Lately, Florida headlines have been filled with conservative political leaders coming out in support of DREAMers -- those high school and college-aged youngsters who came to this country, often as infants, with their migrant-worker families. Just over a week ago, for instance, Republican House Speaker Will Weatherford gave his support to passing a bill to allow in-state tuition for DREAMers attending public colleges and universities. Govenor Rick Scott shortly thereafter said he would consider signing such a measure. Scott's comments were particularly noteworthy because he originally ran for governor supporting Arizona-like immigration reform. While such support, especially from leaders of the party controlling Florida's legislature, is refreshing for immigration and higher education supporters alike, these supporters miss a crucial fact: There is simply no need to pass a law on the matter.
The above claim may lead some to believe this essay is in opposition to the DREAMer cause, but nothing could be further from the truth. The point is that relevant Florida law already unequivocally supports the right of deferred action recipients to in-state tuition. While what follows may be slightly confusing to some, and has even confused one of the country's top law firms hired to advise our state's flagship university, let's examine the issue.
First, in order for individuals to claim in-state tuition for public college and university purposes, they must, establish that they are residents or that they have established domicile in the state. (See Fl. Stat. 1009.21 -- determination of resident status for tuition purposes). This very section explicitly provides that "legal resident" or "resident" means a person who has maintained his or her residence in this state for the preceding year... or has established a domicile in this state pursuant to s. 222.17.

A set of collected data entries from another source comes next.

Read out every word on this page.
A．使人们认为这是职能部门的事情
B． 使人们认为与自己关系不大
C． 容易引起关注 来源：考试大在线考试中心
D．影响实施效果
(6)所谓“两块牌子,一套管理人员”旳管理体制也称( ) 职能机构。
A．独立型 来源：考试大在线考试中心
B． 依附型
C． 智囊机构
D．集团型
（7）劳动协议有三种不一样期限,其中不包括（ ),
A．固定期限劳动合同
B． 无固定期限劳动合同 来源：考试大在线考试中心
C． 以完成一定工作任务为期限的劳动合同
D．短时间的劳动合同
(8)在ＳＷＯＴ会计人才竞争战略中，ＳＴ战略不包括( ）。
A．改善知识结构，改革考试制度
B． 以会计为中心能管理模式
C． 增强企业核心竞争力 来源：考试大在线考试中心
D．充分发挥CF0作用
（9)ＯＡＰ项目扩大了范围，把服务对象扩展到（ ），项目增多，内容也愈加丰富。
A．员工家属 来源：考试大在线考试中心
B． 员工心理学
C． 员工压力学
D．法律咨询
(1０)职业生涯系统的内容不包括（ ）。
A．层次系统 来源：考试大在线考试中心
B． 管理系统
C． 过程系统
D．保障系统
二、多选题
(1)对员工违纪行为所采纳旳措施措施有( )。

Thus, the determining factor for residency is establishing that one has lived in the state for at least one year. While some anti-immigrants, or just plain doubting Thomas's may argue "these kids are illegal, and therefore cannot establish 'legal residency.'" Sadly for this gang, they are just wrong. Nothing other than the United States Supreme Court addressed this matter in Plyler v. Doe, 457 U.S. 202 fn. 22 (1982). The Plyler Court explicitly rejected the exact same argument, noting:
"It is thus clear that [the state's] residence argument amounts to
nothing more than the assertion that illegal entry, without
more, prevents a person from becoming a resident for
purposes of enrolling his children in the public schools.
A State may not, however, accomplish what would otherwise
be prohibited by the Equal Protection Clause, merely
by defining a disfavored group as nonresident. And illegal
entry into the country would not, under traditional criteria,
bar a person from obtaining domicile within a State."

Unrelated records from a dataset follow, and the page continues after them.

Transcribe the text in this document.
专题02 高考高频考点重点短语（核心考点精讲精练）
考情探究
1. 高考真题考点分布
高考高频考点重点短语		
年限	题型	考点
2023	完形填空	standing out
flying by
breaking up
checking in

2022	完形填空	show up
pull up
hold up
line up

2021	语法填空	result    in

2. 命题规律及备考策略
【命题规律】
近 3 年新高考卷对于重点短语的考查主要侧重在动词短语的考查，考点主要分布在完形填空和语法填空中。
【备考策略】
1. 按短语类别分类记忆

Furthermore, the federal government's Citizenship and Immigration Service website states, "While your deferred action is in effect and, for admissibility purposes, you are considered to be lawfully present in the United States during that time."
The relevant Florida regulation likewise provides, "Any person who shall have established a domicile in this state may manifest and evidence the same by filing in the office of the clerk of the circuit court for the county in which the said person shall reside, a sworn statement showing that he or she resides in and maintains a place of abode in that county which he or she recognizes and intends to maintain as his or her permanent home."

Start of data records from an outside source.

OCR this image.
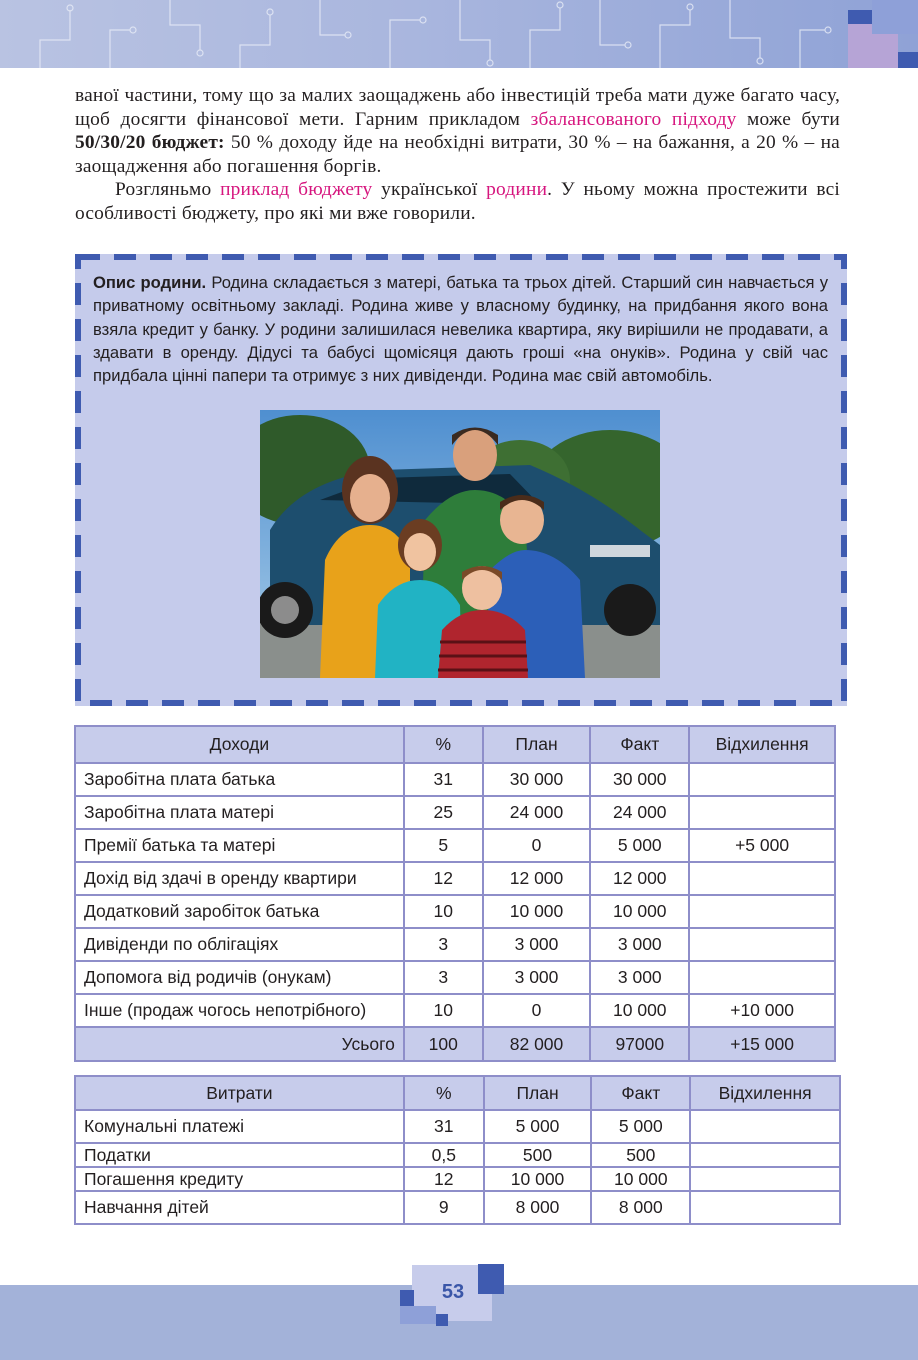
ваної частини, тому що за малих заощаджень або інвестицій треба мати дуже багато часу, щоб досягти фінансової мети. Гарним прикладом збалансованого підходу може бути 50/30/20 бюджет: 50 % доходу йде на необхідні витрати, 30 % – на бажання, а 20 % – на заощадження або погашення боргів.

Розгляньмо приклад бюджету української родини. У ньому можна простежити всі особливості бюджету, про які ми вже говорили.

Опис родини. Родина складається з матері, батька та трьох дітей. Старший син навчається у приватному освітньому закладі. Родина живе у власному будинку, на придбання якого вона взяла кредит у банку. У родини залишилася невелика квартира, яку вирішили не продавати, а здавати в оренду. Дідусі та бабусі щомісяця дають гроші «на онуків». Родина у свій час придбала цінні папери та отримує з них дивіденди. Родина має свій автомобіль.
Доходи	%	План	Факт	Відхилення
Заробітна плата батька	31	30 000	30 000	
Заробітна плата матері	25	24 000	24 000	
Премії батька та матері	5	0	5 000	+5 000
Дохід від здачі в оренду квартири	12	12 000	12 000	
Додатковий заробіток батька	10	10 000	10 000	
Дивіденди по облігаціях	3	3 000	3 000	
Допомога від родичів (онукам)	3	3 000	3 000	
Інше (продаж чогось непотрібного)	10	0	10 000	+10 000
Усього	100	82 000	97000	+15 000
Витрати	%	План	Факт	Відхилення
Комунальні платежі	31	5 000	5 000	
Податки	0,5	500	500	
Погашення кредиту	12	10 000	10 000	
Навчання дітей	9	8 000	8 000	
53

And for those still not convinced, relevant Florida Administrative Code allows for a host of non-traditional/non-permanent immigrant residents to claim in-state tuition. Specifically, providing:
"(1) A non-United States citizen may be eligible to establish
residency for tuition purposes if evidence is presented
verifying that he or she is legally present in the United States,
has met the residency requirements of Section 1009.21, F.S.,
and the person is one of the following:
(b) A permanent resident alien, parolee, asylee, Cuban-Haitian
entrant, or other legal alien granted an indefinite stay in the
United States. The student, and parent if the student is a
dependent, must present evidence of legal presence in the
Accordingly, the above authority establishes that Florida deferred action recipients, provided they have had that status for at least one year, have lived in Florida for at least one year, and have obtained a sworn statement from their county clerk stating they intend to maintain their residency in this state, are unquestionably entitled to in-state tuition. While Florida lawmakers' recent statements supporting legislation to allow DREAMers in-state tuition is laudable, Florida law already permits it.